Он кое-как, то опираясь на посох, то на карачках двигался в сторону Вологды. Все это время подьячий ничего не ел, жажду утолял снегом, а это плохое средство. Перемерзнув и оголодав, соображал он плохо, имя свое назвать мог, но объяснить, что произошло, — пока нет. Его уложили в санки, дали малый кусок пирога, потому что с голодухи нельзя сразу набивать брюхо, и во весь конский мах, а рысь у Меркурьева конька была ходкая, понеслись к Вологде. Расспрашивать старика не стали — нашли, и за то слава Господу.

Ульянушка, когда подьячего внесли, всполошилась, стала греть воду, чтобы дать ему горячие отвары трав. Она велела мужчинам раздеть старика, сама отвернулась — хоть и была замужней, а стеснялась смотреть на нагое тело. Потом она спешно приготовила жидкую пшенную кашу.

Чекмай осмотрел и ощупал ноги Деревнина.

— Вроде целы, не сломал, не вывихнул. Глебушка, Митька, помогите поднять нашего подьячего на печь! Пусть наконец отогреется.

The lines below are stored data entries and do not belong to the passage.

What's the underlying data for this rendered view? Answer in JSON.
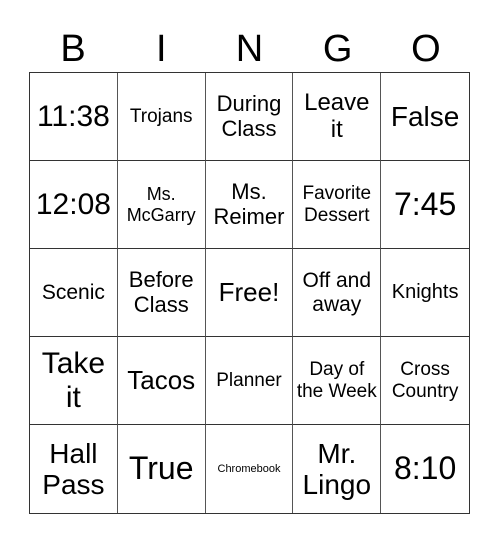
{
  "header": [
    "B",
    "I",
    "N",
    "G",
    "O"
  ],
  "cells": [
    [
      "11:38",
      "Trojans",
      "During Class",
      "Leave it",
      "False"
    ],
    [
      "12:08",
      "Ms. McGarry",
      "Ms. Reimer",
      "Favorite Dessert",
      "7:45"
    ],
    [
      "Scenic",
      "Before Class",
      "Free!",
      "Off and away",
      "Knights"
    ],
    [
      "Take it",
      "Tacos",
      "Planner",
      "Day of the Week",
      "Cross Country"
    ],
    [
      "Hall Pass",
      "True",
      "Chromebook",
      "Mr. Lingo",
      "8:10"
    ]
  ]
}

— В мыльню бы его, — сказала Ульянушка. — Попарить, так всякая хворь сойдет.

— Кто ж это на ночь глядя мыльню топит? Завтра спозаранку сам этим займусь, — пообещал Глеб. — Надо бы бабку-знахарку…

— Не надо! — отрубил Чекмай, и Глеб все понял: весть о находке мгновенно разлетится по всей Вологде.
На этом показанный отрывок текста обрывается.